Re: [PATCH] memcg: charge before adding to swapcache on swapin
From: Johannes Weiner <hidden>
Date: 2021-02-20 00:36:12
Also in:
linux-mm, lkml
On Fri, Feb 19, 2021 at 02:44:05PM -0800, Shakeel Butt wrote:
Currently the kernel adds the page, allocated for swapin, to the swapcache before charging the page. This is fine but now we want a per-memcg swapcache stat which is essential for folks who wants to transparently migrate from cgroup v1's memsw to cgroup v2's memory and swap counters. To correctly maintain the per-memcg swapcache stat, one option which this patch has adopted is to charge the page before adding it to swapcache. One challenge in this option is the failure case of add_to_swap_cache() on which we need to undo the mem_cgroup_charge(). Specifically undoing mem_cgroup_uncharge_swap() is not simple. This patch circumvent this specific issue by removing the failure path of add_to_swap_cache() by providing __GFP_NOFAIL. Please note that in this specific situation ENOMEM was the only possible failure of add_to_swap_cache() which is removed by using __GFP_NOFAIL. Another option was to use __mod_memcg_lruvec_state(NR_SWAPCACHE) in mem_cgroup_charge() but then we need to take of the do_swap_page() case where synchronous swap devices bypass the swapcache. The do_swap_page() already does hackery to set and reset PageSwapCache bit to make mem_cgroup_charge() execute the swap accounting code and then we would need to add additional parameter to tell to not touch NR_SWAPCACHE stat as that code patch bypass swapcache. This patch added memcg charging API explicitly foe swapin pages and cleaned up do_swap_page() to not set and reset PageSwapCache bit. Signed-off-by: Shakeel Butt <redacted>
The patch makes sense to me. While it extends the charge interface, I actually quite like that it charges the page earlier - before putting it into wider circulation. It's a step in the right direction. But IMO the semantics of mem_cgroup_charge_swapin_page() are a bit too fickle: the __GFP_NOFAIL in add_to_swap_cache() works around it, but having a must-not-fail-after-this line makes the code tricky to work on and error prone.
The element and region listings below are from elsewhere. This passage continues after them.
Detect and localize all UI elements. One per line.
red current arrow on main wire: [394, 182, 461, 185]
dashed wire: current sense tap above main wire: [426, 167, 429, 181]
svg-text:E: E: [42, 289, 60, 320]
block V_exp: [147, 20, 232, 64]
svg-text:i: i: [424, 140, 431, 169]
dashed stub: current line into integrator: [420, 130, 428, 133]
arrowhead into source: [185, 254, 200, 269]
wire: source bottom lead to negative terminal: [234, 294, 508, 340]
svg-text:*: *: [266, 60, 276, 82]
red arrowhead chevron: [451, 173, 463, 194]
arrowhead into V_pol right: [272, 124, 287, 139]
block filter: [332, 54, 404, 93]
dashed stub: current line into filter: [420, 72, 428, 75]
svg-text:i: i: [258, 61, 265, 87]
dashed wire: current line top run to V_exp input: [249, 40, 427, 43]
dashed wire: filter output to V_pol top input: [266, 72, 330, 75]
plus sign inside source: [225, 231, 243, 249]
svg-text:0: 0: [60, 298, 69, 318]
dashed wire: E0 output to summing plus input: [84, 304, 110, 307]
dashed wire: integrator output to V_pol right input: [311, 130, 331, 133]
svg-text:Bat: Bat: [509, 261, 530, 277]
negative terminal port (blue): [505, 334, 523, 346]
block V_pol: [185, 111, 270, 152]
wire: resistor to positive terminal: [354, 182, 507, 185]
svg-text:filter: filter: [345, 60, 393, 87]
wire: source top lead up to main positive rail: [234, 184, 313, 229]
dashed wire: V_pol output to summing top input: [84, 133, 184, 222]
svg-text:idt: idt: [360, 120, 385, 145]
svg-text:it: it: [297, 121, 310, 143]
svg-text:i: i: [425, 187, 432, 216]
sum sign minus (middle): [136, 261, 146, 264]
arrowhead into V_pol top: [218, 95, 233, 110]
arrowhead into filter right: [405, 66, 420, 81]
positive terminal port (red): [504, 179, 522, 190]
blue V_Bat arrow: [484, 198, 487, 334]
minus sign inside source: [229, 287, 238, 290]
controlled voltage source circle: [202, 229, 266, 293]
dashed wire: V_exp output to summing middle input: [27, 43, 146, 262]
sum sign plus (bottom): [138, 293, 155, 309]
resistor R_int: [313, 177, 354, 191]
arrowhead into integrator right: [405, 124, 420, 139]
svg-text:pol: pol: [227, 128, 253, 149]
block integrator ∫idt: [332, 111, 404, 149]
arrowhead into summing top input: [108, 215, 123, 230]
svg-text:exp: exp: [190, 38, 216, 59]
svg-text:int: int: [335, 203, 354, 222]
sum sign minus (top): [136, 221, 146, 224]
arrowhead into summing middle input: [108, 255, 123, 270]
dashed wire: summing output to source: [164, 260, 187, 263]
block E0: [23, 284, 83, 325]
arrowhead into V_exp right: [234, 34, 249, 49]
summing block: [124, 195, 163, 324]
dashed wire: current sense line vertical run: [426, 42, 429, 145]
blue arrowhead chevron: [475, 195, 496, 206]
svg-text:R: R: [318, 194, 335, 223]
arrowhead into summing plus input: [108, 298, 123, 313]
It would be nicer to do a proper transaction sequence.
quoted hunk ↗ jump to hunk
@@ -497,16 +497,15 @@ struct page *__read_swap_cache_async(swp_entry_t entry, gfp_t gfp_mask, __SetPageLocked(page); __SetPageSwapBacked(page); - /* May fail (-ENOMEM) if XArray node allocation failed. */ - if (add_to_swap_cache(page, entry, gfp_mask & GFP_RECLAIM_MASK, &shadow)) { - put_swap_page(page, entry); + if (mem_cgroup_charge_swapin_page(page, NULL, gfp_mask, entry)) goto fail_unlock; - } - if (mem_cgroup_charge(page, NULL, gfp_mask)) { - delete_from_swap_cache(page); - goto fail_unlock; - } + /* + * Use __GFP_NOFAIL to not worry about undoing the changes done by + * mem_cgroup_charge_swapin_page() on failure of add_to_swap_cache(). + */ + add_to_swap_cache(page, entry, + (gfp_mask|__GFP_NOFAIL) & GFP_RECLAIM_MASK, &shadow);
How about: mem_cgroup_charge_swapin_page() add_to_swap_cache() mem_cgroup_finish_swapin_page() where finish_swapin_page() only uncharges the swap entry (on cgroup1) once the swap->memory transition is complete? Otherwise the patch looks good to me.